About 50 years ago, (yes 50), I went through some difficult times and moved from the Bronx NY to Long Beach NY. From a sixth story apartment in a building in a concrete jungle to a suburban house 5 blocks from the ocean. Now, I was very familiar with Long Beach as my grandfather had a cottage in the West End of the town that we would spend summers at. I learned to love the water at the ocean and learned to swim at the Capri Beach club where we had a cabana. (Now those were the days!!!). I felt both comfortable and at home in the water. So when I moved to my Aunt’s house suffering from severe OCD and other divorce related traumas I immediately exhaled just inhaling the ocean air. Then, when a neighbor introduced me to surfing, I literally entered the ocean and only emerged to eat and sleep, and well eventually get stoned as well, although the latter was possible on the surfboard. It took a couple of years but the ocean and surfing healed me, (at least the surface wounds), and I spent a good five years dedicated to the surfer’s life. I was fortunate to be introduced to the Oppenheimer brothers, especially Mike whose style and power were almost incomprehensible and through him was exposed to world class surfer’s like Nat Young from Australia.
So it has been weird, enlightening, and weirdly enlightening to be reading “William Finnegan’s Barbarian Days – A Surfing Life” where page for page, and at times world for word I see a mirror of my own immersion in the surfing aesthetic.
Even his list of music he would listen to from Neil Young, to Hendrix, to Cream, to later Beatles, and Paul Butterfield. And I would add the James Gang! The only element missing was the array of Black Light posters, which may have been specific to our set as Oppy, (aka Mike Oppenheimer), was a talented artist who would make forays into the canyons of NYC to sell his posters, (successfully).
But I digress. The point is how much I love the ocean, how healing it has been for me, and how at the first opportunity I had to be with my daughter at the beach I thrilled just to get her to feel the water. (She was willing but less thrilled as it was a bit cold.)
Now, having moved to a Rhode Island beach town, (The Ocean State!) I think always of this coming summer and being at the ocean with Missy A. (aka Freedom Stark).
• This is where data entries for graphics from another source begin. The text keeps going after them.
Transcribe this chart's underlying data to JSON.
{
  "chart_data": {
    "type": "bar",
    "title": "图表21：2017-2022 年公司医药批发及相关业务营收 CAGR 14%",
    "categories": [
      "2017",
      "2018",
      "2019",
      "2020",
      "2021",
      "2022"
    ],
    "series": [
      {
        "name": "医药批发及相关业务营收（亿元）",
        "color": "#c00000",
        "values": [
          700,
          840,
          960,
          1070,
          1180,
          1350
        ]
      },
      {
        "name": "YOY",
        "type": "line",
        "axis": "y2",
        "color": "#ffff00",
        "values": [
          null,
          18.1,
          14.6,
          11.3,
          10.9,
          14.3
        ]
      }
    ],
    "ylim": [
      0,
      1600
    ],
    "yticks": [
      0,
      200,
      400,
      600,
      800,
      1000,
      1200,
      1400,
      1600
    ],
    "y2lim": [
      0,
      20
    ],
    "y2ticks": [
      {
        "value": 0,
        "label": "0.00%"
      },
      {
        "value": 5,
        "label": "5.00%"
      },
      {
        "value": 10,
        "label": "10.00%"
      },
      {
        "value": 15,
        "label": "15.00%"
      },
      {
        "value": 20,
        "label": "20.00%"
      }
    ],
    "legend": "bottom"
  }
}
With that in mind I signed us up for swim lesson at the Y and this past Sunday we had our first Daddy/Daughter time in the pool. I was so happy I could not stop smiling. Not only did she look incredibly happily cute in her bathing suit…
…but she seemed super comfortable in the water and wonderfully trusting of me as I moved through the water with her, coaching her to paddle a little, float on her back, and find her way around the pool. Just rocking back and forth in the water with her established a connection that was both peaceful and electric at the same time. Jen was nearby and yet Missy A. was happy in my arms. For a Dad, with a daughter who spends most of her time with mom, and is rightfully most comfortable and safe in her arms, her contentment with me was both surprising and fulfilling. Surprising in that I thought at some point she would gravitate to mom but did not. Fulfilling emotionally and in many ways spiritually. I felt not just “my” connection with my daughter but also that she knew (somehow!) that I was in my element and that I was happy and that she was safe with me. In fact Jen, my ever intuitive wife insisted that I be the one in the pool with her knowing the above would come to pass.
I can’t wait to be back in the pool with her, and although there is a lot more winter to go, I am already excited about our family’s first days at the beach this summer….mmmm..make that this spring!